La noche había caído y la atmósfera se había enfriado. Tomó una calle flanqueada, a un lado, por una hilera de casas y, a otro, por una verja pintada de negro de un parque. Allí, en la acera que bordeaba el parque, había un banco de madera; se sentó. Se sintió muy cansado y tuvo ganas de estirar las piernas encima del asiento y recostarse. Pensó: Seguramente se empieza así. Un día estiras las piernas encima del asiento de un banco, luego cae la noche y te duermes. Así es como un día te encuentras en el bando de los vagabundos y te conviertes en uno de ellos.
Por eso controló el cansancio con todas sus fuerzas y permaneció sentado, muy erguido, como un buen alumno en clase. Detrás de él, árboles, y delante, al otro lado de la calzada, unas casas; eran todas iguales, blancas, con dos plantas, dos columnas en la entrada y cuatro ventanas por planta. Miraba atentamente a cada uno de los transeúntes de aquella calle poco frecuentada. Estaba decidido a esperar hasta que viera pasar a Chantal. Esperar era lo único que podía hacer por ella, por los dos.
De repente, a unos treinta metros a su derecha, se iluminan todas las ventanas de una de las casas y, en el interior, alguien corre unas cortinas rojas. Se dice a sí mismo que se habrán reunido allí para celebrar alguna fiesta mundana. Pero se asombra de no ver entrar a nadie; ¿habrán estado todos allí desde hace tiempo y acaban de encender las luces? Quién sabe si, tal vez, sin que se diera cuenta, se ha dormido y no los ha visto llegar. ¡Dios mío!, ¿y si mientras dormía se le hubiera escapado Chantal? De golpe, la idea de una sospechosa juerga lo fulmina; oye palabras: «Tú sabrás por qué a Londres»; y aquel «tú sabrás» se le aparece de pronto bajo otra luz: Londres, la ciudad del inglés, de Británicus, ¡de Británicus!; es a él a quien ella habrá llamado desde la estación y por él se habrá escabullido de Leroy, de sus compañeros, de todos ellos.

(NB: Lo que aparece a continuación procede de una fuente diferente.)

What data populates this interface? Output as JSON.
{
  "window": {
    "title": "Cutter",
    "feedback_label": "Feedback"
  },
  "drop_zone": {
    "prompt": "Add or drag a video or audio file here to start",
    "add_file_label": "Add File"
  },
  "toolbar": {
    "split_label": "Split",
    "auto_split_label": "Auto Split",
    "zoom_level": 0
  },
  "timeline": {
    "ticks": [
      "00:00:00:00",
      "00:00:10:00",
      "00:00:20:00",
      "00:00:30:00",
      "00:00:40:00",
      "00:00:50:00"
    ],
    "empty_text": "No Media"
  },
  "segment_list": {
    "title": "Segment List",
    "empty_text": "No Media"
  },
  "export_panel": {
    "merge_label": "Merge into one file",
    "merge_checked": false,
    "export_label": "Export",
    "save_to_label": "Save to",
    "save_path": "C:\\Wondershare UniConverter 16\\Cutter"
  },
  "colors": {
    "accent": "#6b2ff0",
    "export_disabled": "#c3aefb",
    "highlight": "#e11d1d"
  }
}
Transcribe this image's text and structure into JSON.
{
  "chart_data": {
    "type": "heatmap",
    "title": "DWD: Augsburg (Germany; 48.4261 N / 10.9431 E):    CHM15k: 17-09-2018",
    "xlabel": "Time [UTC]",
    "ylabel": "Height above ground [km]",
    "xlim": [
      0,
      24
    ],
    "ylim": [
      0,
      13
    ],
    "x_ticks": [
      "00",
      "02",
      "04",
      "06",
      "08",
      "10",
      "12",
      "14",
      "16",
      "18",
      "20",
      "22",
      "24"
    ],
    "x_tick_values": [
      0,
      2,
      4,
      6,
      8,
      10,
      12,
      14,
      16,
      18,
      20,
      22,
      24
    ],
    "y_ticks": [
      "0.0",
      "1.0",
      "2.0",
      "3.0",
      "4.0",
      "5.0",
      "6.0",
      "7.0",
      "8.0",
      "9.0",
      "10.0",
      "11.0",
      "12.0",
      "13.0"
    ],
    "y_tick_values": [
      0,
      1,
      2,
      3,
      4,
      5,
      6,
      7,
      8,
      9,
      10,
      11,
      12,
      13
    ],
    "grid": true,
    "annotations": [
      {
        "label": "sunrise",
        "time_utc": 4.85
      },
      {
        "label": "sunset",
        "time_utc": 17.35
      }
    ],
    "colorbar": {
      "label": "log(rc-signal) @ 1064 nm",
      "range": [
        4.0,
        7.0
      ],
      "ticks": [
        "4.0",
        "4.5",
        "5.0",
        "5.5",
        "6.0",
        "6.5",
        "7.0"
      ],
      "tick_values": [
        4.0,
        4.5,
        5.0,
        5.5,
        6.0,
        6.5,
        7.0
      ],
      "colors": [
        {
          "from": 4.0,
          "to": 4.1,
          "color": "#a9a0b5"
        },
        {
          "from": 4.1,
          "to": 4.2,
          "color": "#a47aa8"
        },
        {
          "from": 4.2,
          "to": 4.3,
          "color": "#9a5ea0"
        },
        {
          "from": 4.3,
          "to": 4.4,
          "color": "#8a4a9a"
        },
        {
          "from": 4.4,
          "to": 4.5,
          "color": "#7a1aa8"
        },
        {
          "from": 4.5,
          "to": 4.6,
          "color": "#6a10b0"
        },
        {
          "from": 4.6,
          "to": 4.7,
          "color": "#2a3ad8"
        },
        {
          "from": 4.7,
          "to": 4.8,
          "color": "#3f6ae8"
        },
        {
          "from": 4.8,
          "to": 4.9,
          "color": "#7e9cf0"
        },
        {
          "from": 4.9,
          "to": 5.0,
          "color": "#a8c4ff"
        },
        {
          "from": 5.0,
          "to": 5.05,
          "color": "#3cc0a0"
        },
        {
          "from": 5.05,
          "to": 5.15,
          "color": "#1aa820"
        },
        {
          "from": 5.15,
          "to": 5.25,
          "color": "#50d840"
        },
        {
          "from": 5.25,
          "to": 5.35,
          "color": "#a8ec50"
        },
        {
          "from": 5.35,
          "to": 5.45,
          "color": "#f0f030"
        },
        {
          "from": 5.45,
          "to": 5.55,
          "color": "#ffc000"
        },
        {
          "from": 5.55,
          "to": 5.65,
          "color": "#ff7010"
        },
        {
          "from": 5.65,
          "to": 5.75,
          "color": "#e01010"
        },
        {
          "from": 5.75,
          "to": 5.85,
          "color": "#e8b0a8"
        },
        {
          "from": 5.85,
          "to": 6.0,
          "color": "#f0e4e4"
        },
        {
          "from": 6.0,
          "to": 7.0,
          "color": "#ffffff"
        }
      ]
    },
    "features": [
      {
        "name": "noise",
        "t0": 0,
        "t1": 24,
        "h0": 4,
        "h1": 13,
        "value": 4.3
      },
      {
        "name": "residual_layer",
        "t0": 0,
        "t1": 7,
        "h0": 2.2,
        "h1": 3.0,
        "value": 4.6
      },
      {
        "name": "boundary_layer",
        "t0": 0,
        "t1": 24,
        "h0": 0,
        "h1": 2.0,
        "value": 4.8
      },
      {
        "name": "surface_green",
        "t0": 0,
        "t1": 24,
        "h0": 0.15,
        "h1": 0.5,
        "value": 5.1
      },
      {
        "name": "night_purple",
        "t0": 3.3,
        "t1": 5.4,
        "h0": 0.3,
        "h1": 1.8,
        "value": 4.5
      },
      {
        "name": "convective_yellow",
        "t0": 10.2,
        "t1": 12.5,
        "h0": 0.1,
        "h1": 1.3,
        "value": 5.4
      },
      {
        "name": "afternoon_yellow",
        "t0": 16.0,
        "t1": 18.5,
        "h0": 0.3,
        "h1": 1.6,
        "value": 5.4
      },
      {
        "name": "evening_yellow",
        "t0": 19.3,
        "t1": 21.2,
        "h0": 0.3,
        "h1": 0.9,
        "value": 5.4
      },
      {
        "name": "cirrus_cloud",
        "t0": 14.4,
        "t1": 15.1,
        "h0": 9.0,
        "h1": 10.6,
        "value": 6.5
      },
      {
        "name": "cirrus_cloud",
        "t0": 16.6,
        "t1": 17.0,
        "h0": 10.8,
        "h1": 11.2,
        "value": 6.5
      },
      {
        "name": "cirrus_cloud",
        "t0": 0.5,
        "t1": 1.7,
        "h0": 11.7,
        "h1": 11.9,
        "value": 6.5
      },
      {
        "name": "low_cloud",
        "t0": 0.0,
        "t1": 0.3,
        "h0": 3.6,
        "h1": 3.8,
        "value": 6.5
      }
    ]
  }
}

Los celos se apoderaron de él, enormes y dolorosos, no los celos abstractos, mentales, que sintió cuando, ante el armario abierto, él se hacía la pregunta del todo retórica de si Chantal era o no capaz de traicionarle, sino los celos tal como los había vivido en su juventud, los celos que traspasan el cuerpo, que hieren, que son insoportables. Imagina a Chantal entregándose a otros, obediente y vencida, y ya no aguanta más. Se levanta y corre hacia la casa. La puerta, blanca, está iluminada por un farol. Gira el picaporte, la puerta se abre, entra, ve una escalera alfombrada de rojo, oye arriba ruido de voces, sube, llega al amplio rellano de la primera planta, ocupado a lo ancho por un largo perchero con abrigos, pero también (y de nuevo se le encogió el corazón) con vestidos de mujeres y algunas camisas de hombre. Lleno de rabia, atraviesa la hilera de ropa y, al llegar ante una gran puerta de dos hojas, blanca también, una mano pesada cae sobre su hombro dolorido. Se vuelve y siente sobre la mejilla el aliento de un hombre forzudo, en camiseta, con los brazos tatuados, que le habla en inglés.
Se esfuerza por desasirse de esa mano que le hace cada vez más daño y le empuja hacia la escalera. Allí, en el intento de resistir, pierde el equilibrio y sólo en el último momento consigue agarrarse a la baranda. Derrotado, baja lentamente la escalera. El tatuado le sigue y, cuando Jean-Marc, vacilante, se detiene ante la puerta, le grita algo en inglés y, con el brazo levantado, le ordena que salga.